Re: WIP: [[Parallel] Shared] Hash

On Sat, Jan 7, 2017 at 9:01 AM, Thomas Munro
<thomas(dot)munro(at)enterprisedb(dot)com> wrote:
> Stepping back a bit, I am aware of the following approaches to hash
> join parallelism:
>
> 1. Run the inner plan and build a private hash table in each
> participant [...].
>
> 2. Run a partition-wise hash join[1]. [...]
>
> 3. Repartition the data on the fly, and then run a partition-wise
> hash join. [...]
>
> 4. Scatter both the inner and outer plans arbitrarily across
> participants [...], and build a shared hash
> table. [...]
>
> [...] I suspect that 4 is probably a better
> fit than 3 for Postgres today, because the communication overhead of
> shovelling nearly all tuples through extra tuple queues to route them
> to the right hash table would surely be very high, though I can see
> that it's very attractive to have a reusable tuple repartitioning
> operator and then run k disjoint communication-free joins (again,
> without code change to the join operator, and to the benefit of all
> join operators).

On this topic, I recently stumbled on the 2011 paper "Design and
Evaluation of Main Memory Hash Join Algorithms for Multi-core CPUs"[1]
and found it reassuring.

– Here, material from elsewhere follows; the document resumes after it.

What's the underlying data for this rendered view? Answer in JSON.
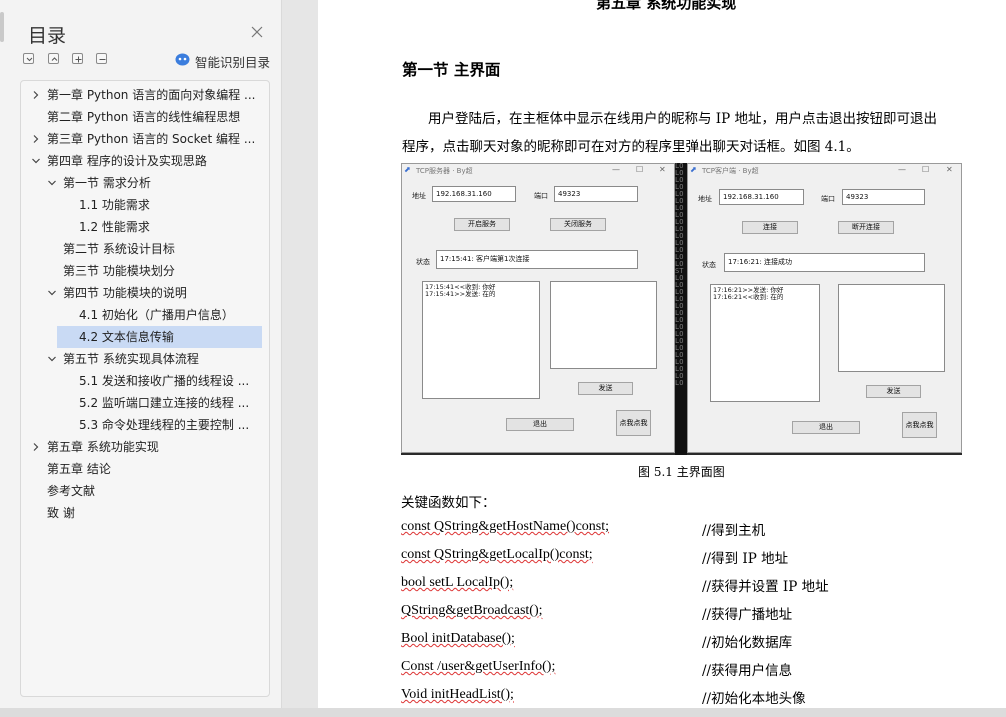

It compares simple shared hash tables to
some state-of-the-art repartitioning approaches (including the radix
join algorithm which performs the amazing feat of building a lot of
cacheline-sized hash tables and then runs with minimal cache misses).

From the introduction:

"Second, we show that an algorithm that does not do any partitioning,
but simply constructs a single shared hash table on the build relation
often outperforms more complex algorithms. This simple
“no-partitioning” hash join algorithm is robust to sub-optimal
parameter choices by the optimizer, and does not require any knowledge
of the characteristics of the input to work well. To the best of our
knowledge, this simple hash join technique differs from what is
currently implemented in existing DBMSs for multi-core hash join
processing, and offers a tantalizingly simple, efficient, and robust
technique for implementing the hash join operation."

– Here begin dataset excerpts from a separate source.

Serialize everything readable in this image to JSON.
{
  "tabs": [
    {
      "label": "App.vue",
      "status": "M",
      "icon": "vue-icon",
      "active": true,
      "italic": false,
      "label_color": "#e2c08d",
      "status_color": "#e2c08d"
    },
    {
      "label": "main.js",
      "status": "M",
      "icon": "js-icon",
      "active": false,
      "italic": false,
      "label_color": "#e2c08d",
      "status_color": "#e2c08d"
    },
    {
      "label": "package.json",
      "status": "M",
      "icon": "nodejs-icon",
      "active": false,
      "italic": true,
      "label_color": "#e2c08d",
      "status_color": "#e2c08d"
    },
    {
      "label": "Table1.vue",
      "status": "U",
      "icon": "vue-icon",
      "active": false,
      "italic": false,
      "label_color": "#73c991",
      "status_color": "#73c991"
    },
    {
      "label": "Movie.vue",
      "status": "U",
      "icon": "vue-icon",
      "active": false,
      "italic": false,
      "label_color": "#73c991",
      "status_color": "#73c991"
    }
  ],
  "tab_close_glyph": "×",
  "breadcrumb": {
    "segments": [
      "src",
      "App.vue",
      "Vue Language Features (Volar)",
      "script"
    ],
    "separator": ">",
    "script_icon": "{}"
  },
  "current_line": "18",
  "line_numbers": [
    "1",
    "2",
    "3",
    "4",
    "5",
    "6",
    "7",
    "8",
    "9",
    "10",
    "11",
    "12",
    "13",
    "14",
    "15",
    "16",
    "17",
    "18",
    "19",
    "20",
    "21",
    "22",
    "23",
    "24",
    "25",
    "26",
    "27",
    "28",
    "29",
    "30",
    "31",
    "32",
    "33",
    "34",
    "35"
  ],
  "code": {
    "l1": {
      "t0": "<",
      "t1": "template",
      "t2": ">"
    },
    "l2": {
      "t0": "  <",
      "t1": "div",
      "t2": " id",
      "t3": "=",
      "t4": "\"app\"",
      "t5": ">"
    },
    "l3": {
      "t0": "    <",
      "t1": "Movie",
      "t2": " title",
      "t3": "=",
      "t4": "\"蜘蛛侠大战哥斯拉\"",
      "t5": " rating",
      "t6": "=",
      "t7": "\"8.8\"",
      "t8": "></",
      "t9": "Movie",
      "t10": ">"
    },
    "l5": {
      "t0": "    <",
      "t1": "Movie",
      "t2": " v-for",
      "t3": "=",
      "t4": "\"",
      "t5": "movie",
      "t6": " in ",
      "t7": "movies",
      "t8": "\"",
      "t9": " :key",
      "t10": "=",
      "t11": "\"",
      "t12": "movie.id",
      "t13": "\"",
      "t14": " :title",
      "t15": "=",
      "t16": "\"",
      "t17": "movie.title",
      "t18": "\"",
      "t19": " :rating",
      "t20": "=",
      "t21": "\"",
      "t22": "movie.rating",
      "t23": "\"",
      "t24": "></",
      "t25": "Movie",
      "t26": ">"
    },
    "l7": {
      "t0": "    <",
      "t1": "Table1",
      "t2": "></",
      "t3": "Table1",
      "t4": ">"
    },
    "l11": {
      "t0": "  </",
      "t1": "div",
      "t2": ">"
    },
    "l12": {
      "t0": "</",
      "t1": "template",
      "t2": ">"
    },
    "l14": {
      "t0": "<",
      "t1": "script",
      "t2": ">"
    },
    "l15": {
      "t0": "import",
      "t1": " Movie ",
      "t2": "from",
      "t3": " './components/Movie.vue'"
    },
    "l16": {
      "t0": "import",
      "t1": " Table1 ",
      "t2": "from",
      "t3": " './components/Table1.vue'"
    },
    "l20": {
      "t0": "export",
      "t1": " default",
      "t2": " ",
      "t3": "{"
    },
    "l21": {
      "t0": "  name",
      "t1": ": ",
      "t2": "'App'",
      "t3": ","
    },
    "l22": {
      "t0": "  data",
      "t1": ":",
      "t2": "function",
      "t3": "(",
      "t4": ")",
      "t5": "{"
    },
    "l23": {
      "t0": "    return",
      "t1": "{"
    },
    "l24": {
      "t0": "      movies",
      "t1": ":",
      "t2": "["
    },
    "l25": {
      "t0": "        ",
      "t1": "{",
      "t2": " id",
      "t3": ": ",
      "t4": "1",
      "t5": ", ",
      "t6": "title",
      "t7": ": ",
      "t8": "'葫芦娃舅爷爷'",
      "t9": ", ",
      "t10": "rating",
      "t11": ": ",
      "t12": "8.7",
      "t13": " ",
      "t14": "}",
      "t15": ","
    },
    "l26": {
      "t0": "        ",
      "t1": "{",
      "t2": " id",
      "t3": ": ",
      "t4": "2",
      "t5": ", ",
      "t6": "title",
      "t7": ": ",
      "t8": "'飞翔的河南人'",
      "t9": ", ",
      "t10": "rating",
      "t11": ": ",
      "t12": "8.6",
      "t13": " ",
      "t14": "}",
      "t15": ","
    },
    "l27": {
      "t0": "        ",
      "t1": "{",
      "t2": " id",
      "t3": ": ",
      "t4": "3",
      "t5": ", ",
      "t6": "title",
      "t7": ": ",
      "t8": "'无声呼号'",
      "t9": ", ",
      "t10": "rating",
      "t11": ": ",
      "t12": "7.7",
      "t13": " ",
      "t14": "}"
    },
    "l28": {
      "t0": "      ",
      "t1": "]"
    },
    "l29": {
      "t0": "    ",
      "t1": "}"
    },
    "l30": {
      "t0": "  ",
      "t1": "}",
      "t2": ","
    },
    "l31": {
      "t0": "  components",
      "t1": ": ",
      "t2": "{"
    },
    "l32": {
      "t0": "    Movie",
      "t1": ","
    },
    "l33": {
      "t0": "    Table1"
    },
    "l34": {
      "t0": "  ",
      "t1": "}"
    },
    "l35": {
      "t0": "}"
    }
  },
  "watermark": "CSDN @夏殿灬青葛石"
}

"Finally, we show that the simple “no-partitioning” hash join
algorithm takes advantage of intrinsic hardware optimizations to
handle skew. As a result, this simple hash join technique often
benefits from skew and its relative performance increases as the skew
increases! This property is a big advancement over the
state-of-the-art methods, as it is important to have methods that can
gracefully handle skew in practice [8]."

(That relates to SMT pipelining compensating for the extra cacheline
misses during probing by doing thread A's work while waiting for
thread B's memory to be fetched.)

From the conclusion:

"... Our results show that a simple hash join technique that does not
do any partitioning of the input relations often outperforms the other
more complex partitioning-based join alternatives. In addition, the
relative performance of this simple hash join technique rapidly
improves with increasing skew, and it outperforms every other
algorithm in the presence of even small amounts of skew."

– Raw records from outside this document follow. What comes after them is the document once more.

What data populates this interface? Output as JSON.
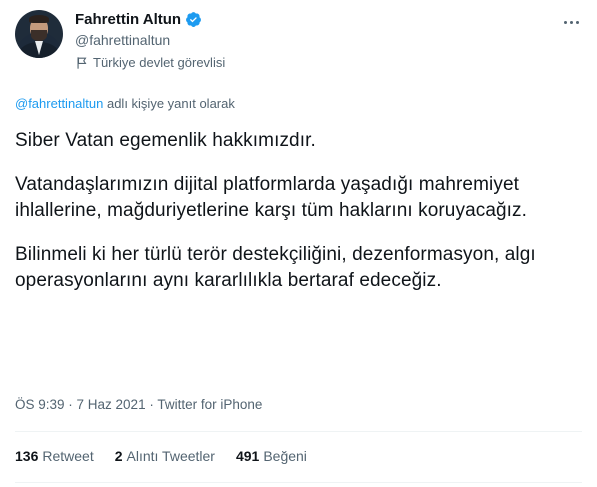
{
  "author": {
    "display_name": "Fahrettin Altun",
    "handle": "@fahrettinaltun",
    "verified": true,
    "label": "Türkiye devlet görevlisi",
    "label_icon": "flag-icon"
  },
  "reply": {
    "mention": "@fahrettinaltun",
    "suffix": " adlı kişiye yanıt olarak"
  },
  "tweet": {
    "paragraphs": [
      "Siber Vatan egemenlik hakkımızdır.",
      "Vatandaşlarımızın dijital platformlarda yaşadığı mahremiyet ihlallerine, mağduriyetlerine karşı tüm haklarını koruyacağız.",
      "Bilinmeli ki her türlü terör destekçiliğini, dezenformasyon, algı operasyonlarını aynı kararlılıkla bertaraf edeceğiz."
    ],
    "timestamp": "ÖS 9:39 · 7 Haz 2021 · Twitter for iPhone"
  },
  "stats": {
    "retweets_count": "136",
    "retweets_label": "Retweet",
    "quotes_count": "2",
    "quotes_label": "Alıntı Tweetler",
    "likes_count": "491",
    "likes_label": "Beğeni"
  },
  "colors": {
    "accent": "#1d9bf0",
    "secondary_text": "#536471",
    "primary_text": "#0f1419"
  }
}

For balance, the authors of a 2013 paper "Main-Memory Hash Joins on
Multi-Core CPUs: Tuning to the Underlying Hardware"[2] are less keen
on the simple "hardware-oblivious" "no partitioning" approach and
don't buy the other paper's ideas about SMT. Incidentally, their
results on the benefits of large (huge) pages are interesting (table
VI) and suggest that huge page support for DSM segments could be good
here.

[1] https://pdfs.semanticscholar.org/9de4/b32f2c7b630a4f6aae6994a362a46c7c49e9.pdf
[2] https://www.inf.ethz.ch/personal/cagri.balkesen/publications/parallel-joins-icde13.pdf

--
Thomas Munro
http://www.enterprisedb.com